Harga Rokok Naik 14% Tahun Depan, Apa Kabar Kantong Rakyat?

Tirta Citradi, CNBC Indonesia
11 December 2020 14:37
Rokok, Tembakau Rokok, Djarum, Gudang Garam, Sampoerna, Sampoerna Mild
Foto: Ilustrasi Produk Rokok (CNBC Indonesia/Muhammad Sabki)

Jakarta, CNBC Indonesia - Pemerintah sah menetapkan besaran tarif cukai hasil tembakau atau rokok naik rata-rata 12,5% dan efektif per Februari tahun depan. Kenaikan tarif cukai rokok ini akan membuat harga rokok naik dobel digit dibanding tahun ini dan akan turut berkontribusi terhadap inflasi.

Pemerintah terus berupaya untuk mengendalikan prevalensi konsumsi merokok di kalangan masyarakat Indonesia dengan menaikkan cukai rokok setiap tahunnya. Sejak 2017, secara rata-rata pemerintah menaikkan tarif cukai rokok sebesar 11%. 

Kenaikan paling tinggi terjadi untuk tahun 2020. Tarif cukai hasil tembakau ditingkatkan sebesar 23% tahun ini setelah tidak ada kenaikan di tahun 2019. Kenaikan cukai rokok di Indonesia disebut dapat menurunkan prevalensi merokok.

Menurut laporan Bank Dunia, dengan kenaikan cukai rokok yang konsisten di dalam negeri keterjangkauan harga rokok turun 10,2% sepanjang 2011-2017. Lebih lanjut Bank Dunia menyebut bahwa pada 2013-2016 jumlah perokok di Indonesia turun dari 36,3% menjadi 32,8%. 

Agar efektif untuk mengendalikan konsumsi rokok di kalangan masyarakat peningkatan tarif cukai harus mempertimbangkan beberapa hal seperti pertumbuhan ekonomi dan angka inflasi. Bahkan faktor kenaikan pendapatan masyarakat harus dipertimbangkan.

Apabila pemerintah ingin menurunkan jumlah perokok secara signifikan maka tarif cukai harus ditetapkan lebih tinggi dari pertumbuhan ekonomi, inflasi dan tingkat kenaikan upah atau pendapatan setiap tahunnya.

Peningkatan sebesar 23% untuk tahun 2020 apabila dibandingkan dengan inflasi sebesar 1,5% kemudian kenaikan upah sebesar 8%-10% dan pertumbuhan ekonomi yang terkontraksi di zona minus maka tergolong tinggi.

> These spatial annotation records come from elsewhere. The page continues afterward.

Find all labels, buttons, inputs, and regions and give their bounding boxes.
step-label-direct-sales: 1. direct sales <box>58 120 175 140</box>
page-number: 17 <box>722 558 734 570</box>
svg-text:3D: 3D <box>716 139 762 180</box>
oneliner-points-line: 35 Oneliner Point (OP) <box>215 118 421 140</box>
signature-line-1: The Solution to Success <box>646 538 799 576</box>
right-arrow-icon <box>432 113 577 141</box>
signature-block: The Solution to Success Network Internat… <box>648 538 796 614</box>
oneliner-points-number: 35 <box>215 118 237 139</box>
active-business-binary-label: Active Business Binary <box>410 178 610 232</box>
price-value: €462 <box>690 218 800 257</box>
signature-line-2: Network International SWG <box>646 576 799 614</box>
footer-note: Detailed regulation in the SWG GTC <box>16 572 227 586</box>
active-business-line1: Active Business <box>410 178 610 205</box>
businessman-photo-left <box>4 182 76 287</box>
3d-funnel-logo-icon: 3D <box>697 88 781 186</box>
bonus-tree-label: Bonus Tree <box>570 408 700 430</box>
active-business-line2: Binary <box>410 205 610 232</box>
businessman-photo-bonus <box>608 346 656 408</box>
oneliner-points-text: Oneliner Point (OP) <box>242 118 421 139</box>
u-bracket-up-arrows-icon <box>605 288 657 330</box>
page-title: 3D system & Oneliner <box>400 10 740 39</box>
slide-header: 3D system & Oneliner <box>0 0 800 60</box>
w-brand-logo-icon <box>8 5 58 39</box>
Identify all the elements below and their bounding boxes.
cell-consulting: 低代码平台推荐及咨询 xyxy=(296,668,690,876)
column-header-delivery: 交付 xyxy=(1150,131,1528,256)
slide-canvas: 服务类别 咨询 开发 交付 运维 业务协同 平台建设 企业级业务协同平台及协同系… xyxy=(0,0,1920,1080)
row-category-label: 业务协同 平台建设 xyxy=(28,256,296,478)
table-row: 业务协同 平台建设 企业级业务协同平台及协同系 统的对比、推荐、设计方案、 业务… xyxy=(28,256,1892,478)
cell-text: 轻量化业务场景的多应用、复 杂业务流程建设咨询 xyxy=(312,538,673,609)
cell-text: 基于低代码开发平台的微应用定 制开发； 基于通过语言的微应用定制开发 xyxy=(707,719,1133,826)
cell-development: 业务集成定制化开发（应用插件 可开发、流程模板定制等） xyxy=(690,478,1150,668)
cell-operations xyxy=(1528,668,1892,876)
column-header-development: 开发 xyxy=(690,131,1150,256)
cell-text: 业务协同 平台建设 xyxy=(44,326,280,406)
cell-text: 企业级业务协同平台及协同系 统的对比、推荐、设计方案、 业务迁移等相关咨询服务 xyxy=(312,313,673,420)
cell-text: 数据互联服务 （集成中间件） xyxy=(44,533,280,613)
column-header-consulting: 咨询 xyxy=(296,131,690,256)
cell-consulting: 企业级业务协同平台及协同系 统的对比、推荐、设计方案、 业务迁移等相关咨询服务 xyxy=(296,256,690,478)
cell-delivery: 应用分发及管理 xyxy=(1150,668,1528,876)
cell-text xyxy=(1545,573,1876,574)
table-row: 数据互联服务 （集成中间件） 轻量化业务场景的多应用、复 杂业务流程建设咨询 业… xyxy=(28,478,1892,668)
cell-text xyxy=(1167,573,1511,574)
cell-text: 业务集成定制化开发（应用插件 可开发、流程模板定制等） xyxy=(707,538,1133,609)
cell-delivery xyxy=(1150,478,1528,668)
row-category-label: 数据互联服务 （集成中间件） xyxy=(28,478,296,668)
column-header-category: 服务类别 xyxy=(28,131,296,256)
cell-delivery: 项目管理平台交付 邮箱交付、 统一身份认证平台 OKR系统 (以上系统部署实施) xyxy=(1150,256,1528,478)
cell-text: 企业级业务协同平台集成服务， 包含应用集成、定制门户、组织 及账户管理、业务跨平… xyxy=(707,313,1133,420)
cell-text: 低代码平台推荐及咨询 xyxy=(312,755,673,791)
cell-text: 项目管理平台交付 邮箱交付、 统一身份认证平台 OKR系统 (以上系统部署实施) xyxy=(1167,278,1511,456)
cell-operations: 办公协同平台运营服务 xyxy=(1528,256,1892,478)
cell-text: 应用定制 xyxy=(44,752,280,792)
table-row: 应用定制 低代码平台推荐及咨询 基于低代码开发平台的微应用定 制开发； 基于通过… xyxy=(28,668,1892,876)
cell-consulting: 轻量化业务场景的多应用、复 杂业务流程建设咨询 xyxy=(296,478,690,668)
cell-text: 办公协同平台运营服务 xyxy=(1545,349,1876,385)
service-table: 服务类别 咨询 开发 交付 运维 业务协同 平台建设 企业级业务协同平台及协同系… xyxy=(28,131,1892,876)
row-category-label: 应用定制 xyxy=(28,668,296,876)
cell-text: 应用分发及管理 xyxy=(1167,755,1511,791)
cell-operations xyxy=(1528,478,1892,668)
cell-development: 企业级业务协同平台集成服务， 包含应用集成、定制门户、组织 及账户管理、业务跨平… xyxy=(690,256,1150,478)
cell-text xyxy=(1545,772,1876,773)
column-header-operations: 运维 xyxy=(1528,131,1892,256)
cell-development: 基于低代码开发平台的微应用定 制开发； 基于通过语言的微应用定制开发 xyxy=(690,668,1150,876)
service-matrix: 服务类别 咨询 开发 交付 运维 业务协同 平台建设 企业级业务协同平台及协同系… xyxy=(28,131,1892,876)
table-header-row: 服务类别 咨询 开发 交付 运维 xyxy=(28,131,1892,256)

Kombinasi resesi ekonomi dan peningkatan tarif cukai rokok telah terlihat jelas menurunkan penjualan rokok di tahun ini. Sepanjang Januari-September 2020 volume penjualan rokok nasional turun 9,4% dibanding periode yang sama tahun lalu menjadi 201,7 miliar batang. 

Implikasi dari peningkatan tarif cukai rokok sebesar 23% tahun ini adalah kenaikan harga jual sebesar 35%. Namun pada kenyataannya harga jual eceran per batang rokok sampai bulan November masih terdiskon 12% - 30% dari harga seharusnya terutama untuk jenis Sigaret Kretek Mesin (SKM). 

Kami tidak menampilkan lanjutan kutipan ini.